My pie is missing a side of Sunny.
This time, when they laugh, I ignore it and twist to Reid. “Mind getting a ride home with Everett and Bekah and lending me your truck?” I ask with a pleading smile.
He doesn’t hesitate to pull his keys from his front pocket, dropping them into my waiting palm. “Say hi to Walker for all of us,” he teases, already knowing the reason for my sudden departure. It’s not the first time the comment of Walker being more than my friend has come up, but this is the first time sex has ever been brought up in relation to him.
Sure, maybe our relationship is a little different from my other friendships. Maybe there is a sexually charged tension between us on occasion. I’d have to be blind not to realize how attractive Walker is, and maybe my thoughts have drifted there a time or two, but the difference is, I have never acted on those thoughts.

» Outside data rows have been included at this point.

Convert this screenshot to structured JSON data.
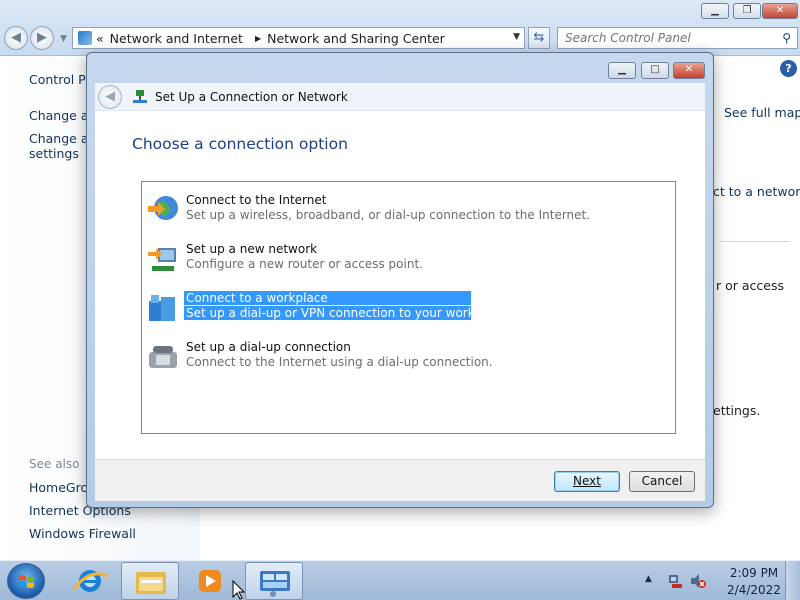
{
  "explorer": {
    "breadcrumb": {
      "overflow": "«",
      "items": [
        "Network and Internet",
        "Network and Sharing Center"
      ]
    },
    "search": {
      "placeholder": "Search Control Panel"
    },
    "sidebar": {
      "links": [
        "Control Pa",
        "Change ad",
        "Change ad",
        "settings"
      ],
      "see_also_heading": "See also",
      "see_also": [
        "HomeGrou",
        "Internet Options",
        "Windows Firewall"
      ]
    },
    "main": {
      "see_full_map": "See full map",
      "connect_to_network": "ct to a network",
      "or_access": "r or access",
      "settings": "ettings."
    },
    "help": "?"
  },
  "dialog": {
    "title": "Set Up a Connection or Network",
    "heading": "Choose a connection option",
    "options": [
      {
        "title": "Connect to the Internet",
        "description": "Set up a wireless, broadband, or dial-up connection to the Internet.",
        "icon": "globe-icon"
      },
      {
        "title": "Set up a new network",
        "description": "Configure a new router or access point.",
        "icon": "router-icon"
      },
      {
        "title": "Connect to a workplace",
        "description": "Set up a dial-up or VPN connection to your workplace.",
        "icon": "workplace-icon",
        "selected": true
      },
      {
        "title": "Set up a dial-up connection",
        "description": "Connect to the Internet using a dial-up connection.",
        "icon": "phone-icon"
      }
    ],
    "buttons": {
      "next": "Next",
      "cancel": "Cancel"
    }
  },
  "taskbar": {
    "items": [
      "internet-explorer-icon",
      "windows-explorer-icon",
      "media-player-icon",
      "control-panel-icon"
    ],
    "clock": {
      "time": "2:09 PM",
      "date": "2/4/2022"
    }
  },
  "colors": {
    "selection": "#3399ff",
    "heading": "#1e3d8a",
    "link": "#12345a"
  }
}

We’re friends. And we’re going to stay that way. I’m absolutely certain of it.
Except all I can think about on the winding road to Adam’s Diner, a hidden secret in Millboro set up in a decommissioned train car, is what they said about Walker being my boyfriend without sex. A point I’ll argue if brought up again, but it doesn’t stop me from realizing just how long it’s been for me. I wasn’t lying when I said I thought casual sex could be fun. I might even go as far as to say it’d be good for me. With everything else going on in my life, between school and wanting to be the biggest support for my friends, a boyfriend just hasn’t been a priority.
Casual sex could be different, though. It could be something fun without the commitment, and if I’m being completely honest, I miss sex. It’s been so long since I’ve had an orgasm, not from myself and the help of my silicone friend, that I’ve forgotten what it’s like to be that vulnerable with someone else. And I want that again.
Which is why when I step into Adam’s, my gaze is immediately drawn to my wavy-haired friend, and I realize the solution to my dilemma might be right in front of me.
As if feeling my eyes, he lifts his head, and his face immediately lights up, jutting his chin in greeting. A smile tugs at my lips on my way towards him, the kindling of a plan brewing beneath my skin, and Walker Bodie might just be the man to ignite it.